誰かと思えば、『朋美』と表示されていた。

『こんな夜遅くにどうしたの?』
『今日のデートの成果が気になって』

 例によって、真澄との関係を心配して、世話を焼いてくれているらしい。
 ほんとにありがたい。って、デート?

『ちょっと聞いていいかな』
『どうぞ』
『デートって言ってたの?真澄が』
『そうだけど。「明日はコウとデートなんや」って、電話ではしゃいでたよ』
『そ、そう』

 実は、これまで、僕が真澄を誘うときには、「一緒に遊びに」とか、なんだかんだ口実をつけて、一言も「デート」と言ったことがなかった。ひとつには、もし、「デート」を申し込んで断られたら、という臆病さもあったのだけど、変にデートを意識して気まずくなっても、というのもあった。
 だから、てっきり、今日の「デート」もてっきりそういうものかと思っていたのだった。実際、真澄からはデートという単語は出てこなかったし。
 だからこそ、踏み出し切れていなかったのだけど、そうか。真澄はとっくにデートのつもりだったとは。

『……もしもーし?』

 朋美の声が僕を現実に引き戻す。

『ごめん。ちょっと考え事。それで、何だって?』
『デートの成果だよ。デート。ますみん、気合入れてたみたいだけど』
『……』
『もしもーし?』
『いや、ごめん。自分の情けなさに自己嫌悪に陥ってたとこ』
『自己嫌悪?』

 今日のデートの大筋を話す。服を見て欲しいアピールとかから始まって、終わるまでの経緯を。

『なるほどね』

 なんだか、納得した口ぶりの朋美。

『何が言いたいかはわかるよ。僕もそう思う』

 デートのつもりで服も気合を入れて来て。そして、サッカーのこと。あれは今思えば、真澄なりのアピールだったのだろう。さらに、勇気を出して、これまで遊びに誘ってくれた真意を聞いてくれたのだ。それを言うにことかいて、

「僕も、寂しかったんだよ」

とか。それはない。

 それでも、真澄にしてみれば、ことごとく空回った(であろうと思われる)のに、手をつないでくれようとしただけでも大したものだ。

『明日から、どんな顔して会えばいいのかな……』

 ベッドの上をごろごろ転がる。
 何よりも、真澄のことを傷つけていたことが心が痛い。
 少しは気遣えるようになったと思ったのだけど。

『悶えたくなるのはわかるけどね』

 ベッドの上をまさにごろごろしている音が聞こえたのだろうか。

『悶えたくもなるよ』

 いや、ほんとに死にたい。

『肝心なことを忘れてない?ますみんは、コウ君のこと振ったの?』
『そういえば……』

 あまりの醜態に我を忘れていたが、別に、真澄に振られたわけじゃないんだ。

『ほんと、あなたたちは……』
『たち?』
『ああ、ううん。そこは何でもないから』

 何か裏で企んでいる気がするけど、追求しても仕方ないか。

『それで、ますみんがコウ君を振ったわけじゃないんでしょ?』
『う、うん』
『だったら、今度こそ想いに応えてあげなくちゃ』
『それしかないよね……』

 一歩前進かな、とか呑気なことを思っていた裏で、真澄は精一杯の勇気を振り絞った言葉が空振りだったわけで。
 ことここに至っては、真澄に正面から堂々と告白して、今日の過ちごと水に流してもらうしかない。

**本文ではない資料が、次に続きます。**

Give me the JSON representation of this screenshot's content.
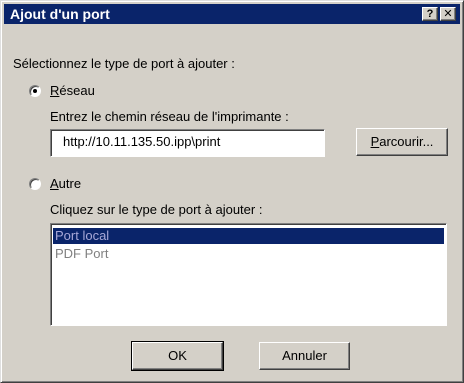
{
  "window": {
    "title": "Ajout d'un port",
    "help_button": "?",
    "close_button": "✕"
  },
  "prompt_label": "Sélectionnez le type de port à ajouter :",
  "network_option": {
    "label_first": "R",
    "label_rest": "éseau",
    "selected": true,
    "path_label": "Entrez le chemin réseau de l'imprimante :",
    "path_value": "http://10.11.135.50.ipp\\print",
    "browse_first": "P",
    "browse_rest": "arcourir..."
  },
  "other_option": {
    "label_first": "A",
    "label_rest": "utre",
    "selected": false,
    "list_label": "Cliquez sur le type de port à ajouter :",
    "port_types": [
      "Port local",
      "PDF Port"
    ],
    "selected_port": "Port local"
  },
  "buttons": {
    "ok": "OK",
    "cancel": "Annuler"
  },
  "colors": {
    "title_bar": "#0a246a",
    "dialog_face": "#d4d0c8",
    "selection": "#0a246a"
  }
}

『ありがとう、朋美。決心がついたよ。明日、告白するよ』

 このことを知らなければ、
 明日ものこのこと、真澄の前に出向いていたに違いない。
 それを思えば、ほんとに感謝だ。

『え、えーと?もうちょっとほとぼりが冷めてからでも……』

 おろおろとした様子の声だ。

『さすがに、このまま呑気に顔を合わせられる程、僕も厚顔無恥じゃないよ』
『いや、その、さすがに……』

 まだ何か言いたそうな声だ。

『急だって言いたいんでしょ?僕もそれはわかるけど。真澄の精一杯の想いを受け止めてあげられなかったのが情けなくて』
『うん。わかった。もう、ご自由に。お幸せに』

 なんだか、少し投げやりな声で電話を切られてしまった。

 まあ、いいか。明日、ちゃんと告白する。そして、今日の分も精一杯謝ろう。
 そう決心して、寝床に入ったのだった。